Eugène Ionesco



Excerpt from Act III


BERENGER: [worried] Yes, it did make me cough. How did I cough?

DUDARD: Like everyone coughs when they drink something a bit strong.

BERENGER: [moving to put the glass and bottle back on the table] There wasn’t anything odd about it, was there? It was a real human cough?

DUDARD: What are you getting at? It was an ordinary human cough. What other sort of cough could it have been?

BERENGER: I don’t know… Perhaps an animal’s cough… Do rhinoceros cough?

DUDARD: Look, Berenger, you’re being ridiculous, you invent difficulties for yourself, you ask yourself the weirdest questions… I remember you said yourself that the best protection against the thing was will-power.

BERENGER: Yes, I did.

DUDARD: Well then, prove you’ve got some.

BERENGER: I have, I assure you…


BERENGER: If only it had happened somewhere else, in some other country, and we’d just read about it in the papers, one could discuss it quietly, examine the question from all points of view and come to an objective conclusion. We could organize debates with professors and writers and lawyers, and blue-stocking artists and people. And the ordinary man in the street, as well — it would be very interesting and instructive. But when you’re involved yourself, when you suddenly find yourself up against the brutal facts you can’t help feeling directly concerned — the shock is too violent for you to stay cool and detached. I’m frankly surprised, I’m very very surprised. I can’t get over it.

DUDARD: Well I’m surprised, too. Or rather I was. Now I’m starting to get used to it.

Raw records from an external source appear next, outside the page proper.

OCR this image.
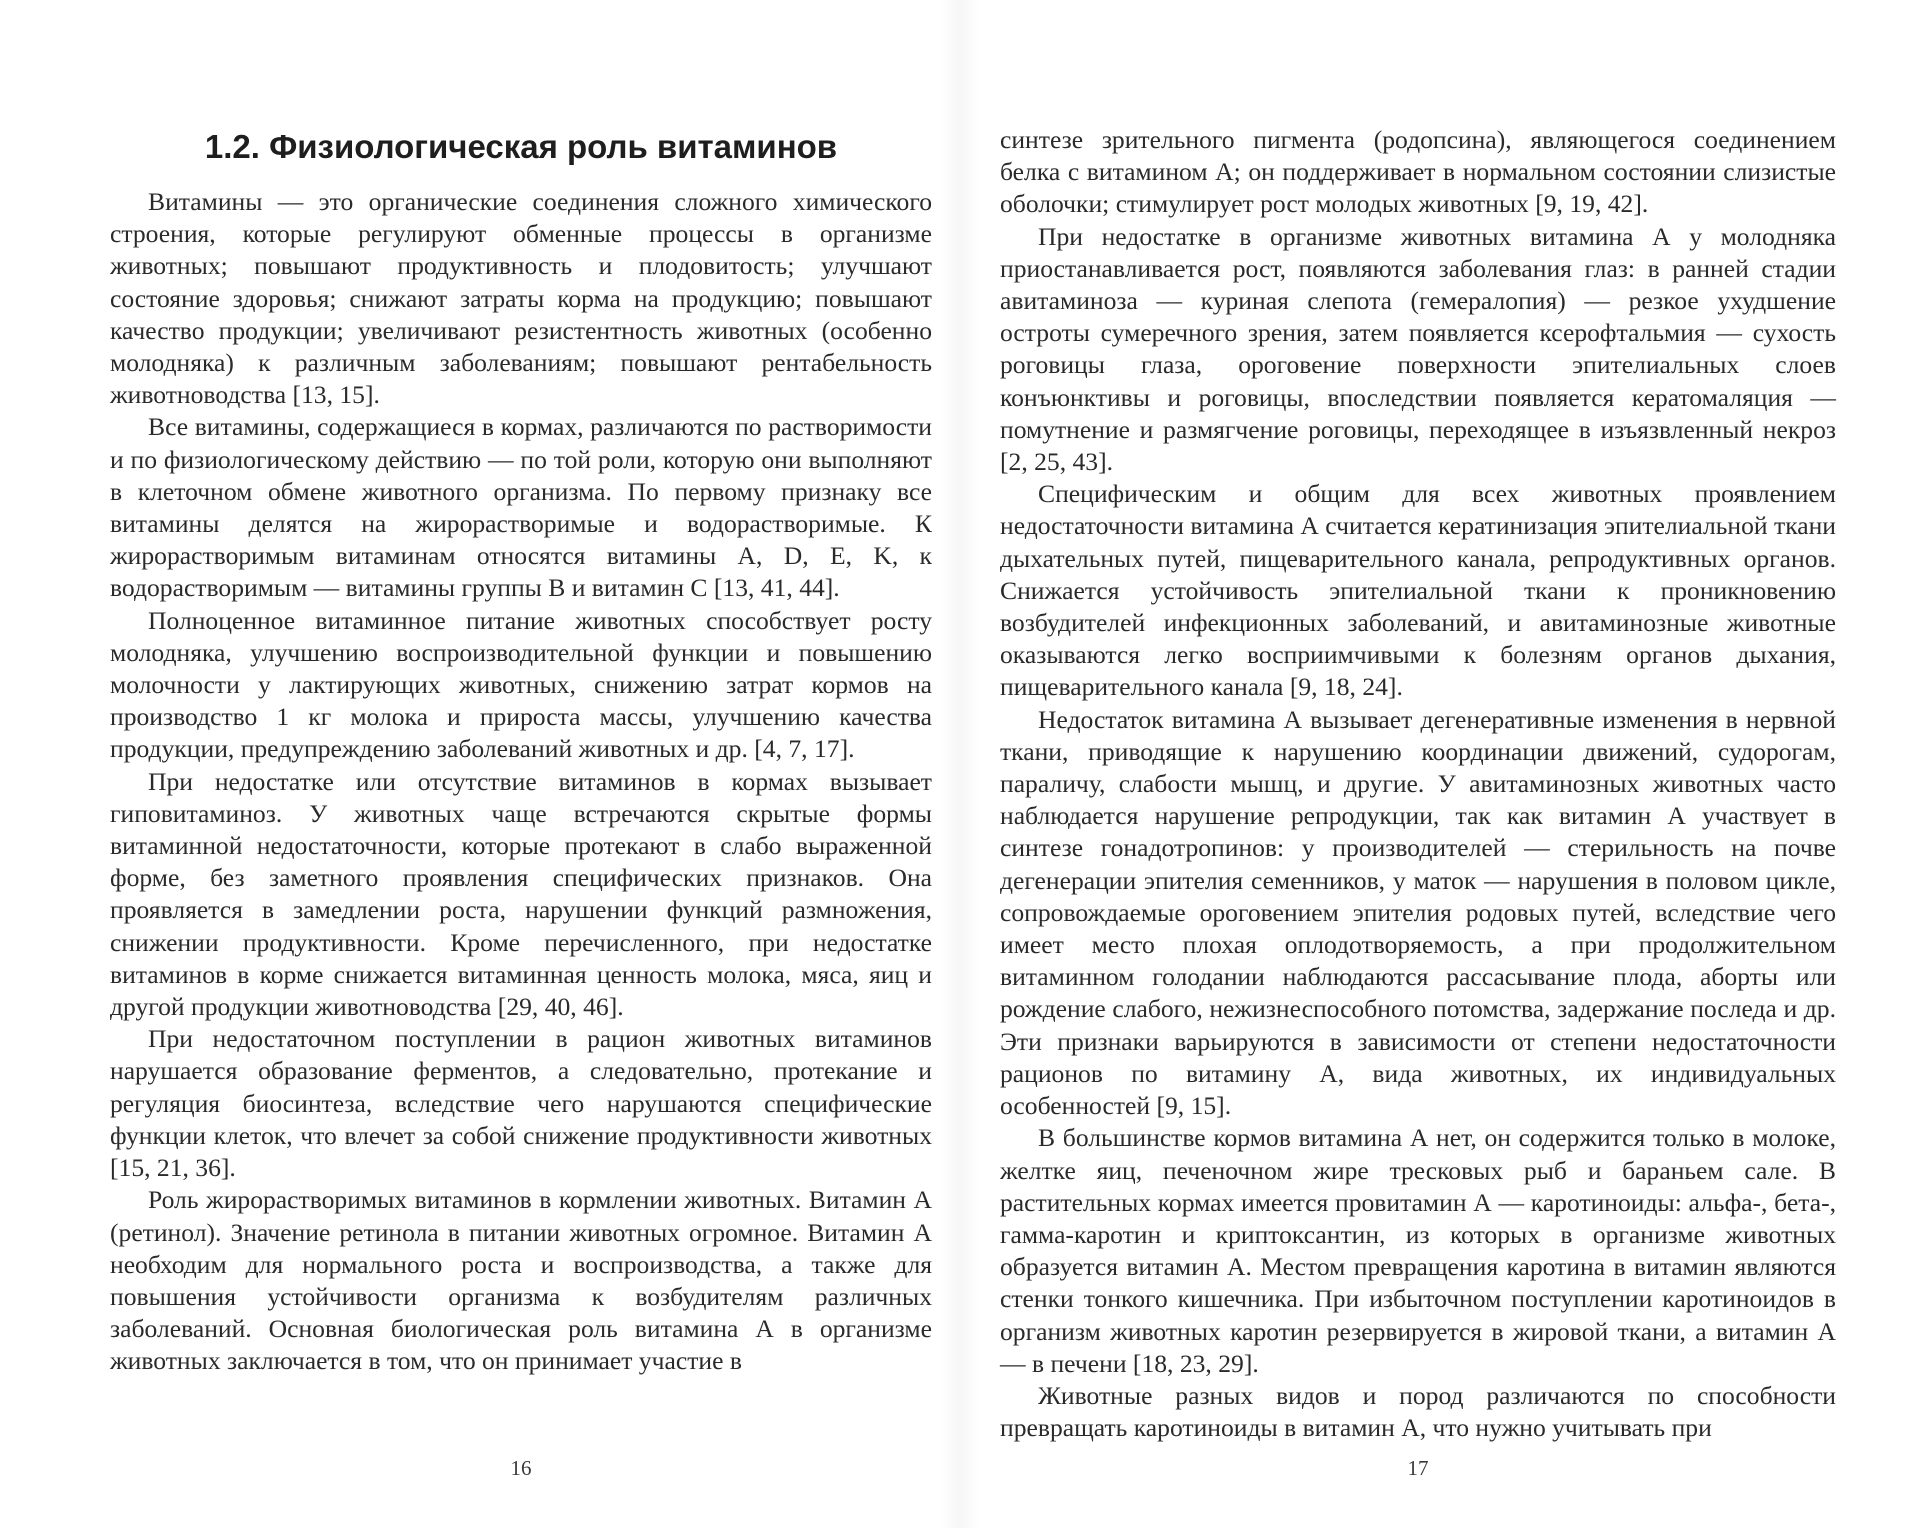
1.2. Физиологическая роль витаминов

Витамины — это органические соединения сложного химического строения, которые регулируют обменные процессы в организме животных; повышают продуктивность и плодовитость; улучшают состояние здоровья; снижают затраты корма на продукцию; повышают качество продукции; увеличивают резистентность животных (особенно молодняка) к различным заболеваниям; повышают рентабельность животноводства [13, 15].

Все витамины, содержащиеся в кормах, различаются по растворимости и по физиологическому действию — по той роли, которую они выполняют в клеточном обмене животного организма. По первому признаку все витамины делятся на жирорастворимые и водорастворимые. К жирорастворимым витаминам относятся витамины A, D, E, K, к водорастворимым — витамины группы B и витамин C [13, 41, 44].

Полноценное витаминное питание животных способствует росту молодняка, улучшению воспроизводительной функции и повышению молочности у лактирующих животных, снижению затрат кормов на производство 1 кг молока и прироста массы, улучшению качества продукции, предупреждению заболеваний животных и др. [4, 7, 17].

При недостатке или отсутствие витаминов в кормах вызывает гиповитаминоз. У животных чаще встречаются скрытые формы витаминной недостаточности, которые протекают в слабо выраженной форме, без заметного проявления специфических признаков. Она проявляется в замедлении роста, нарушении функций размножения, снижении продуктивности. Кроме перечисленного, при недостатке витаминов в корме снижается витаминная ценность молока, мяса, яиц и другой продукции животноводства [29, 40, 46].

При недостаточном поступлении в рацион животных витаминов нарушается образование ферментов, а следовательно, протекание и регуляция биосинтеза, вследствие чего нарушаются специфические функции клеток, что влечет за собой снижение продуктивности животных [15, 21, 36].

Роль жирорастворимых витаминов в кормлении животных. Витамин А (ретинол). Значение ретинола в питании животных огромное. Витамин А необходим для нормального роста и воспроизводства, а также для повышения устойчивости организма к возбудителям различных заболеваний. Основная биологическая роль витамина А в организме животных заключается в том, что он принимает участие в

16

синтезе зрительного пигмента (родопсина), являющегося соединением белка с витамином А; он поддерживает в нормальном состоянии слизистые оболочки; стимулирует рост молодых животных [9, 19, 42].

При недостатке в организме животных витамина А у молодняка приостанавливается рост, появляются заболевания глаз: в ранней стадии авитаминоза — куриная слепота (гемералопия) — резкое ухудшение остроты сумеречного зрения, затем появляется ксерофтальмия — сухость роговицы глаза, ороговение поверхности эпителиальных слоев конъюнктивы и роговицы, впоследствии появляется кератомаляция — помутнение и размягчение роговицы, переходящее в изъязвленный некроз [2, 25, 43].

Специфическим и общим для всех животных проявлением недостаточности витамина А считается кератинизация эпителиальной ткани дыхательных путей, пищеварительного канала, репродуктивных органов. Снижается устойчивость эпителиальной ткани к проникновению возбудителей инфекционных заболеваний, и авитаминозные животные оказываются легко восприимчивыми к болезням органов дыхания, пищеварительного канала [9, 18, 24].

Недостаток витамина А вызывает дегенеративные изменения в нервной ткани, приводящие к нарушению координации движений, судорогам, параличу, слабости мышц, и другие. У авитаминозных животных часто наблюдается нарушение репродукции, так как витамин А участвует в синтезе гонадотропинов: у производителей — стерильность на почве дегенерации эпителия семенников, у маток — нарушения в половом цикле, сопровождаемые ороговением эпителия родовых путей, вследствие чего имеет место плохая оплодотворяемость, а при продолжительном витаминном голодании наблюдаются рассасывание плода, аборты или рождение слабого, нежизнеспособного потомства, задержание последа и др. Эти признаки варьируются в зависимости от степени недостаточности рационов по витамину А, вида животных, их индивидуальных особенностей [9, 15].

В большинстве кормов витамина А нет, он содержится только в молоке, желтке яиц, печеночном жире тресковых рыб и бараньем сале. В растительных кормах имеется провитамин А — каротиноиды: альфа-, бета-, гамма-каротин и криптоксантин, из которых в организме животных образуется витамин А. Местом превращения каротина в витамин являются стенки тонкого кишечника. При избыточном поступлении каротиноидов в организм животных каротин резервируется в жировой ткани, а витамин А — в печени [18, 23, 29].

Животные разных видов и пород различаются по способности превращать каротиноиды в витамин А, что нужно учитывать при

17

DUDARD: My dear Berenger, one must always make an effort to understand. And in order to understand a phenomenon and its effects you need to work back to the initial causes, by honest intellectual effort. We must try to do this because, after all, we are thinking beings. I haven’t yet succeeded, as I told you, and I don’t know if I shall succeed. But in any case one has to start out favourably disposed — or at least, impartial; one has to keep an open mind — that’s essential to a scientific mentality. Everything is logical. To understand is to justify.

BERENGER: You’ll be siding with the rhinoceroses before long.

DUDARD: No, no, not at all. I wouldn’t go that far. I’m simply trying to look the facts unemotionally in the face. I’m trying to be realistic. I also contend that there is no real evil in what occurs naturally. I don’t believe in seeing evil in everything. I leave that to the inquisitors.

BERENGER: And you consider all this natural?

DUDARD: What could be more natural than a rhinoceros?

BERENGER: Yes, but for a man to turn into a rhinoceros is abnormal beyond question.